XXXLutz will sich in Göttingen mit einem 33.000er niederlassen.

XXXLutz

Weiterhin harter Gegenwind in Göttingen

Für XXXLutz könnte es morgen in Göttingen eng werden. Der dortige Kreisverband der Piraten forderte jetzt noch einmal SPD und Grüne auf, sich in der dann stattfindenden Sitzung des Ortsrates für eine Begrenzung der VK-Fläche des geplanten Möbelhauses auszusprechen. „Ausdrückliche Zielsetzung ist es, weder XXXL noch einen anderen Möbel-Großkonzern in Göttingen anzusiedeln“, heißt es in einer Pressemitteilung. „Für den Wirtschaftsstandort Weende, wo 90 Prozent des Göttinger Umsatzvolumens im Möbelsegment erzielt werden, werden Einbußen im Möbelsektor von über 20 Prozent prognostiziert.
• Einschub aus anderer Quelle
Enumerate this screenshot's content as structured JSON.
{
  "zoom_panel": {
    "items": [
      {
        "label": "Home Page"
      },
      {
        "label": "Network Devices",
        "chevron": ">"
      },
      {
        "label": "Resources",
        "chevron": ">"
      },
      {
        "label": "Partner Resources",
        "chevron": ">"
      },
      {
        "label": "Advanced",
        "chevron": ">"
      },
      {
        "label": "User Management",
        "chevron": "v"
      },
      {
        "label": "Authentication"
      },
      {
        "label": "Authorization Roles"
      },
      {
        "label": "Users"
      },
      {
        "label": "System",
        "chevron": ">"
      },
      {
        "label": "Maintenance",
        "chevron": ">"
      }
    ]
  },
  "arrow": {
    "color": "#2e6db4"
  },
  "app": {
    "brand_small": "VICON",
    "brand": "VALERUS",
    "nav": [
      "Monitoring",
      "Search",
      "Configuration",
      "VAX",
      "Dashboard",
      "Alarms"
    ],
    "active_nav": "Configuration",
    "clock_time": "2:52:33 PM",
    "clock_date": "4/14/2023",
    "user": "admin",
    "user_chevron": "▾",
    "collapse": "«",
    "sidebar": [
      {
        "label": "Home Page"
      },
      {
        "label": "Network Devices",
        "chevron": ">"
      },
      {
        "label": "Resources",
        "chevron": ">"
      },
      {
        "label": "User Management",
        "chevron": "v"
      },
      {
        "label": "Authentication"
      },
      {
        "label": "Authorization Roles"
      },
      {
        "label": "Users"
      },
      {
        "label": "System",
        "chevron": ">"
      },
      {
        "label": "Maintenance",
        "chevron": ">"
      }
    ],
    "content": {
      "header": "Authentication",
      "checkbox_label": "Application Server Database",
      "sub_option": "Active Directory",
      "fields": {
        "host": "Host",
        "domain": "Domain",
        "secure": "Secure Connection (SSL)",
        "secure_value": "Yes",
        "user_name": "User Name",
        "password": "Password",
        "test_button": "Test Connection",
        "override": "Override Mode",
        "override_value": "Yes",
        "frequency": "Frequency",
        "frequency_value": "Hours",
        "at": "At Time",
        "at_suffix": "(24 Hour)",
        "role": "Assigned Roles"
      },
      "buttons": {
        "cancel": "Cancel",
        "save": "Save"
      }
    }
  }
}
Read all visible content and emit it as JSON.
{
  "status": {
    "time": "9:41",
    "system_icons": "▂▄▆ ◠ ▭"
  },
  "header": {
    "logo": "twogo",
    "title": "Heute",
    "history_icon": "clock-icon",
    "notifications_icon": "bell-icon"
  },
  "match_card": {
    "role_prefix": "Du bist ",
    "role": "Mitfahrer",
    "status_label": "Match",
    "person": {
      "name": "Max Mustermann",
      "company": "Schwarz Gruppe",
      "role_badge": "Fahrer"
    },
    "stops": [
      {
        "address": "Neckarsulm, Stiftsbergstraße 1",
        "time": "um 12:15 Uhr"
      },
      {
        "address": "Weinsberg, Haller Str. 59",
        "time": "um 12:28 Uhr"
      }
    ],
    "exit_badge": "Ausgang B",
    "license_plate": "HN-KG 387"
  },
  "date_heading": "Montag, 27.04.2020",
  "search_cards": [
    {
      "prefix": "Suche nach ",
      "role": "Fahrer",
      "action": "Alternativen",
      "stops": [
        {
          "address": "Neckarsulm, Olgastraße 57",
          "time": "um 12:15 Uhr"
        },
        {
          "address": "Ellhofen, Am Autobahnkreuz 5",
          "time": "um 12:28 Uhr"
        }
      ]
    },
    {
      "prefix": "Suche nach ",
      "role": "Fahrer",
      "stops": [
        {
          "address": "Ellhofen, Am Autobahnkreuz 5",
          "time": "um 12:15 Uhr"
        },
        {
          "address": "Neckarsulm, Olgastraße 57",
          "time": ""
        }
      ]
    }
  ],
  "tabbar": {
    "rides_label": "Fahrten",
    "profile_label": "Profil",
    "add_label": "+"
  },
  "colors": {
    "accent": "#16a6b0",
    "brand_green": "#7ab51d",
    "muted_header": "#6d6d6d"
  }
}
Diese Zahlen werden von allen Parteien anerkannt und bedeuten, dass mindestens ein mittelständischer Betrieb in Weende schließen müsste. Die im Gewerbegebiet Lutteranger gebauten Möbelverkaufshäuser lassen sich nicht nachnutzen.“

Die Österreicher planen ein Haus mit einer VK-Fläche von 33.000 qm. CDU, FDP und Piraten hatten bereits Ende vergangenen Jahres eine Begrenzung auf 14.500 qm vorgeschlagen, um einen fairen Wettbewerb zu ermöglichen (moebelkultur.de berichtete). Das bisher größte Möbelhaus im Göttinger Industriegebiet sei 12.300 qm groß, die anderen Märkte in der Stadt umfassen im Durchschnitt 5.000 qm.